Le mouvement des tentes, qui n’est pas l’œuvre d’étudiants capricieux comme le hurle la bourgeoisie israélienne, n’a pas encore de perspectives politiques à long terme, se concentrant d’abord sur le droit au logement abordable. Il est composé, comme la jeunesse sud européenne, de jeunes qui cherchent une alternative au système néolibéral. Les professeurs, les cheminots, les taxis, les gardiens de prisons et mêmes des policiers ont aussi protesté à la suite de ce mouvement afin de dénoncer leurs conditions de travail, leurs salaires ou encore l’interdiction de se syndiquer.
Ce mouvement n’est pas isolé. Il y a également eu une manifestation pour une Palestine indépendante de plus de 10.000 personnes à Tel-Aviv le 4 juin, une grève des médecins qui dure depuis le mois d’avril, la lutte des travailleurs sociaux (sans l’appui des syndicats officiels) avec un grand soutien de la population,…
Nos camarades de Maavak Sozialisti, section du CIO en Israël/Palestine, militent notamment dans le syndicat Worker’s power (le pouvoir aux travailleurs), où ils incarnent la gauche de ce nouveau syndicat combatif. Celui-ci mène notamment la lutte syndicale à Haïfa chimicals, où les travailleurs sont en grève depuis le mois de mai et revendiquent un statut égal et un salaire à la hausse pour tous, arabes et juifs !
Parler de lutte de classe en Israël n’est pas un fantasme idéaliste, il s’agit d’une réalité que le régime cherche à masquer en instrumentalisant la question nationale. En ce sens, nos camarades de Maavak Sozialisti et les syndicalistes combatifs, notamment au sein de Worker’s power, doivent être soutenu par la gauche européenne.

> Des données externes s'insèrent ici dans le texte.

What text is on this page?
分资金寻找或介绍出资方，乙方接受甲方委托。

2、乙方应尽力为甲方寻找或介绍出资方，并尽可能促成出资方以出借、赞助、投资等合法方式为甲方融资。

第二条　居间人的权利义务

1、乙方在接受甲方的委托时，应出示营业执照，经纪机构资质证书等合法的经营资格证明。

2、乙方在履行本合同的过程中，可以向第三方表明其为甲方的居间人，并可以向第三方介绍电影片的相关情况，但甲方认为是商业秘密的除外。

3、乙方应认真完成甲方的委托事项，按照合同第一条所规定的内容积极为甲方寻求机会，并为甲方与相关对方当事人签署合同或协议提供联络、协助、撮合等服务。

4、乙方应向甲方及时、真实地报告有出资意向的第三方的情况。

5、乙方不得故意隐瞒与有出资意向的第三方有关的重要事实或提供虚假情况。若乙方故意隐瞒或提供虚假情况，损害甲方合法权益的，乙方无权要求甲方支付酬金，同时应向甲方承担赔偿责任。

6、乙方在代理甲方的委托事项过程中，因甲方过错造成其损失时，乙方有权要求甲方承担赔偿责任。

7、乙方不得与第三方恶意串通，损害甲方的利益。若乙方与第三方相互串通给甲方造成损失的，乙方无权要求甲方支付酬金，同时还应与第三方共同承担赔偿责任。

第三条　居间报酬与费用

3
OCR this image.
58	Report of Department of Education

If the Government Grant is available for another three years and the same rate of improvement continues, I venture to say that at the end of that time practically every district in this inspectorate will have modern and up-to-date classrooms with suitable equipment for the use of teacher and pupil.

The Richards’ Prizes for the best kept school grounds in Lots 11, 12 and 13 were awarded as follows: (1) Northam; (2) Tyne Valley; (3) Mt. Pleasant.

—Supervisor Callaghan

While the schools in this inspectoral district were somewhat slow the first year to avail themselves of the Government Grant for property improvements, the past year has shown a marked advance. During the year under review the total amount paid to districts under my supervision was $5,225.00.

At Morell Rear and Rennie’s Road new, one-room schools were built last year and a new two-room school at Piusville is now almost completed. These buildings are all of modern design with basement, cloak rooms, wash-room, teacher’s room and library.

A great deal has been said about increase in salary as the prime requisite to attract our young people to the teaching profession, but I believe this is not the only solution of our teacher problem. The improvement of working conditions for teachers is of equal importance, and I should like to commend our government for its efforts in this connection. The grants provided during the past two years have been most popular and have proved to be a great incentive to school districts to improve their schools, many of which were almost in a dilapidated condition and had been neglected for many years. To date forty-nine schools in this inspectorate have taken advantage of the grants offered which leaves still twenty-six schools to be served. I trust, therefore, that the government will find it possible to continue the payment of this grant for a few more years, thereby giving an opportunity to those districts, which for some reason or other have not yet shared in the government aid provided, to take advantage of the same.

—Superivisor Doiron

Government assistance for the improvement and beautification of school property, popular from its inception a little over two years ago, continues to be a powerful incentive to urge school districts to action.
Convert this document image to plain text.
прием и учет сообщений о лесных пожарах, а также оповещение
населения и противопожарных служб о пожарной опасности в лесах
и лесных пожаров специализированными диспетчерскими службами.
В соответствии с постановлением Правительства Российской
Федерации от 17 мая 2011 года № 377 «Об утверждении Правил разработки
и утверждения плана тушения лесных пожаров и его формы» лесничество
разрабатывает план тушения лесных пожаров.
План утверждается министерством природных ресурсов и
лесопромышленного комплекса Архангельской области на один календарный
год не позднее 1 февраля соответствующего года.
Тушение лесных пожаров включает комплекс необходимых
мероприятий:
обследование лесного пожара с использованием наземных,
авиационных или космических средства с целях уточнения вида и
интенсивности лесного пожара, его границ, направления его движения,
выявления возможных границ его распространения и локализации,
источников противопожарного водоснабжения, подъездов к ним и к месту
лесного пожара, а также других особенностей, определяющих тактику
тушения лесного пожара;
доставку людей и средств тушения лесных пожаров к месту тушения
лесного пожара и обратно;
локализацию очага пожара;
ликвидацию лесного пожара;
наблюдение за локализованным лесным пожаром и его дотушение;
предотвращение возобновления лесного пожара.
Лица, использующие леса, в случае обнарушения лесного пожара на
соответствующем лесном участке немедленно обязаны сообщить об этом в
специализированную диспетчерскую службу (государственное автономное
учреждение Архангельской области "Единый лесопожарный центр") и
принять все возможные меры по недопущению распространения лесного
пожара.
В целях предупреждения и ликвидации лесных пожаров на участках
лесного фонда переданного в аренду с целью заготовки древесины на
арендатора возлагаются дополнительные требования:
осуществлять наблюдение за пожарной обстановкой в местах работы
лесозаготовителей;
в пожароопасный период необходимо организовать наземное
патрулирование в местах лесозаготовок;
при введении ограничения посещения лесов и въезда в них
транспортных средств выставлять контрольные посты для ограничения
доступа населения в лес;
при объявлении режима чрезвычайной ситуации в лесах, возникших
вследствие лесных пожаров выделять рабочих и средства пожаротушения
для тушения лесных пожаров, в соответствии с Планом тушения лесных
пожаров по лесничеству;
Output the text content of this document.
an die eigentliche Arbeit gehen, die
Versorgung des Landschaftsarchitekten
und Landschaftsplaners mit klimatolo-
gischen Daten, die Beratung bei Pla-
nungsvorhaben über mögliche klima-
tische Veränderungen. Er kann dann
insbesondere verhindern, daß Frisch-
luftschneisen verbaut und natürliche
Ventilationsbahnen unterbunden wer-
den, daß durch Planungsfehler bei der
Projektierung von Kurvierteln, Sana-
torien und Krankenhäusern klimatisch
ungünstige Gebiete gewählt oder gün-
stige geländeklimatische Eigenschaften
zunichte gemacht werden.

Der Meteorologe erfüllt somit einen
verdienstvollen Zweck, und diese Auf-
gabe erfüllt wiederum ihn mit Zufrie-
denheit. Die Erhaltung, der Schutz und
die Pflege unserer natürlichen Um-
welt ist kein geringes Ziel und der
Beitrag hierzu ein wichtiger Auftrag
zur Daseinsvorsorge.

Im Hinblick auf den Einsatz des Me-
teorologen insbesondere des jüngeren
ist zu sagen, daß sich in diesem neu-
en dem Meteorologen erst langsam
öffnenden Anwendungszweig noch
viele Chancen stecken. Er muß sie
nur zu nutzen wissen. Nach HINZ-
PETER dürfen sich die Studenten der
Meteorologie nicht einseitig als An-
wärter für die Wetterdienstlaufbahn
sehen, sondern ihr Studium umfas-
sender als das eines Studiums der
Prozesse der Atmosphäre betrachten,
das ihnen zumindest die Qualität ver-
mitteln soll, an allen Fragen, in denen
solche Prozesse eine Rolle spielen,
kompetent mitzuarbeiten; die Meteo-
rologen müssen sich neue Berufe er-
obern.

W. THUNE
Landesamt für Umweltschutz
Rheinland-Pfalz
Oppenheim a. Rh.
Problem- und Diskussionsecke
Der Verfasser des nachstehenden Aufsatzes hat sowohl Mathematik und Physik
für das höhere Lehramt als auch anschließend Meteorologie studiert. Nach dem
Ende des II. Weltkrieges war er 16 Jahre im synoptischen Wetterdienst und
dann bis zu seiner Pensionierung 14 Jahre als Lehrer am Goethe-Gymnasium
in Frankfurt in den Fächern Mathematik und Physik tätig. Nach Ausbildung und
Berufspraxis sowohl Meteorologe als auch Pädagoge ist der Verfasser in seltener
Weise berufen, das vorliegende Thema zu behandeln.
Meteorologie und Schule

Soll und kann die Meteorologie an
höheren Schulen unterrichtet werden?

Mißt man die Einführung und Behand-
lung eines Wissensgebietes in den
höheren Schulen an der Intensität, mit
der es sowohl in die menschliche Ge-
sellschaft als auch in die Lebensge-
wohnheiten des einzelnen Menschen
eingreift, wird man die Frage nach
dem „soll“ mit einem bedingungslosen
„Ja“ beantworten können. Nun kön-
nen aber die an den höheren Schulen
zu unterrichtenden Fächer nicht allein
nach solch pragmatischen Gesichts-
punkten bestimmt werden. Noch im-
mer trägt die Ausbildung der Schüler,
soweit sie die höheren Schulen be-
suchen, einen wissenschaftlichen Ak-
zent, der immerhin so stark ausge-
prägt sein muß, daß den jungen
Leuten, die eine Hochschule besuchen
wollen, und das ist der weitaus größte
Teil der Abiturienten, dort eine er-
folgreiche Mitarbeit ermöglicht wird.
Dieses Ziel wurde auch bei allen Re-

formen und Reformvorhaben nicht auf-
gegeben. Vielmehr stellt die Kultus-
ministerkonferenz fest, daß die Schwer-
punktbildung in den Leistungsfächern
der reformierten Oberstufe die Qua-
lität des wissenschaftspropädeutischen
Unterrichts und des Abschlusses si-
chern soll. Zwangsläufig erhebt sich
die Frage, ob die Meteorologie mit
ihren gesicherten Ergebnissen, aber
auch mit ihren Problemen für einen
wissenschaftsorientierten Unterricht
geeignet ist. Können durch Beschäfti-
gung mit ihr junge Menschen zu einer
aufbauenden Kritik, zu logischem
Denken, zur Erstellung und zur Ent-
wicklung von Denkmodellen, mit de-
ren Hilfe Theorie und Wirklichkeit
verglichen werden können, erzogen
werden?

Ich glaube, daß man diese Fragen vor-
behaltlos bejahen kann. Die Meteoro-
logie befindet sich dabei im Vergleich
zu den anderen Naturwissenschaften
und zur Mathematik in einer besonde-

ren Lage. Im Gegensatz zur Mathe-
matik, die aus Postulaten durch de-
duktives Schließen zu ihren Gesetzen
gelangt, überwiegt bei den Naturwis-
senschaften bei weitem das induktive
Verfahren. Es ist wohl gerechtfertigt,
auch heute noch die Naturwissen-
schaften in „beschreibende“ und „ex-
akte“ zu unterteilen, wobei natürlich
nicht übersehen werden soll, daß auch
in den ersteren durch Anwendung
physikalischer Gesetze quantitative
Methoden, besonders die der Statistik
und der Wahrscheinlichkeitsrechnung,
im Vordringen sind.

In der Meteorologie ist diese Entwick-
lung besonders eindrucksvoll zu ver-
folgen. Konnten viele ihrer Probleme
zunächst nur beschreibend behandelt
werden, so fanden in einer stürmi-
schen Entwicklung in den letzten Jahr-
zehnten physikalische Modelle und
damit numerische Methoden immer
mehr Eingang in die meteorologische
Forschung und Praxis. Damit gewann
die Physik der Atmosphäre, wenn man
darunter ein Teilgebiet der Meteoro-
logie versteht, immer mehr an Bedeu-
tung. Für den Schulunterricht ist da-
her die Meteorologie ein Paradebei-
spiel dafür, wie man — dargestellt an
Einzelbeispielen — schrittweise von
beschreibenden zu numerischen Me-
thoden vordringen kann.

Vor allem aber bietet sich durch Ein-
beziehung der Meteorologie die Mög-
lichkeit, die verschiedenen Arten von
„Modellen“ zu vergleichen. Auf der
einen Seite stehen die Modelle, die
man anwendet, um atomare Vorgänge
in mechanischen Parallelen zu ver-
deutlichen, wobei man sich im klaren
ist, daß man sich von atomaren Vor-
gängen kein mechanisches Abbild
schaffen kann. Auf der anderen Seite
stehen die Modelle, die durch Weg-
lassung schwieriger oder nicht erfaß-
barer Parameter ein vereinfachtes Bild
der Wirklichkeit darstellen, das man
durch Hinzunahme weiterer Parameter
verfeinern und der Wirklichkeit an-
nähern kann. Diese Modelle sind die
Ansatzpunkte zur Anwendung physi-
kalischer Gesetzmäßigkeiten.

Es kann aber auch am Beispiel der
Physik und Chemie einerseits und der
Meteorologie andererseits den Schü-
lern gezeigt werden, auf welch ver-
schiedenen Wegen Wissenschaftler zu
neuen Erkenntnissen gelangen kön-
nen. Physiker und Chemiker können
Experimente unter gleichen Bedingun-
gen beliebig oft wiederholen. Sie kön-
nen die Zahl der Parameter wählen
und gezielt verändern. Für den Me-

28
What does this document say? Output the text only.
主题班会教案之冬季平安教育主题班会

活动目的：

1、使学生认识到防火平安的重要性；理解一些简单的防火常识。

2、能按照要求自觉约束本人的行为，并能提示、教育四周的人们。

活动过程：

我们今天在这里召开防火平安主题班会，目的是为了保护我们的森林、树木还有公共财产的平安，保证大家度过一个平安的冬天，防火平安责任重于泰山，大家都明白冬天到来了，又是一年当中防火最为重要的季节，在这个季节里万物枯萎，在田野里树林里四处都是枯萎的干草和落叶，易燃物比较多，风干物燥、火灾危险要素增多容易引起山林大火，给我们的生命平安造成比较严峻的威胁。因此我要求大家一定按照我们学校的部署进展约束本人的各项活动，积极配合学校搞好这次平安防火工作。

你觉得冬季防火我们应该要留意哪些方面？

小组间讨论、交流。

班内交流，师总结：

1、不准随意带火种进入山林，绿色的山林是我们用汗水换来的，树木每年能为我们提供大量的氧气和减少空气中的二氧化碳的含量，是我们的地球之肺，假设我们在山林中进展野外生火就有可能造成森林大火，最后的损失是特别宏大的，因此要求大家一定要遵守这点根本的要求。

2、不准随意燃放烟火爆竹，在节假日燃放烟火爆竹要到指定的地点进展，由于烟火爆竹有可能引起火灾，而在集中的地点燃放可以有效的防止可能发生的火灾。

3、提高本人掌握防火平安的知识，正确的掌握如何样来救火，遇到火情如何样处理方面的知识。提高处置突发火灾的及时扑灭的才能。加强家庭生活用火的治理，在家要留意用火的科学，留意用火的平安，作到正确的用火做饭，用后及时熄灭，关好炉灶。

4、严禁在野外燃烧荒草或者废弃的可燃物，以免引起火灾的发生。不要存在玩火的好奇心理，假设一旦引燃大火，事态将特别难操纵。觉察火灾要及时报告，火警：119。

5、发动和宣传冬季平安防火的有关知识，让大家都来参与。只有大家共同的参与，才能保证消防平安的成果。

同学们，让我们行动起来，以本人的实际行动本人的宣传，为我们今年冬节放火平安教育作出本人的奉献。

Nous comprenons les objectifs de la campagne BDS (boycott-désinvestissement-sanction) et nous soutenons les actions contre les Dexia, deutsche Bank et autres groupes capitalistes comme Alstrom qui investissent dans les colonies. Mais un Boycott généralisé comme il est préconisé par BDS risquerait d’étouffer la classe ouvrière et la jeunesse précarisée et de les pousser dans les bras du régime sioniste, qui ne manque aucune occasion pour tenter de détourner la colère des masses.
Notre camarade Irlandais le député européen Paul Murphy (du Socialist Party, la section du CIO en République irlandaise) était présent sur l’un des bateaux de la Flottille de la Liberté pour Gaza (voir son interview). Le fait que le gouvernement israélien ai été jusqu’au sabotage démontre sa brutalité et sa stratégie mal calculée, embarrassée par les protestations de masses qui affluent de toutes parts, internationales mais aussi nationales.
Si cette contestation sociale en Israël est sans commune mesure avec les révolutions en Afrique du Nord et au Moyen Orient, les opportunités pour une gauche combative et réellement socialiste existent. Construire un parti de masse des travailleurs en Israël et en Palestine est essentiel pour donner à la colère populaire des perspectives politiques résolument anticapitalistes et joindre la question nationale aux luttes sociales. Comme le disait Karl Marx ; ‘‘Un peuple qui en opprime un autre ne saurait être libre’’.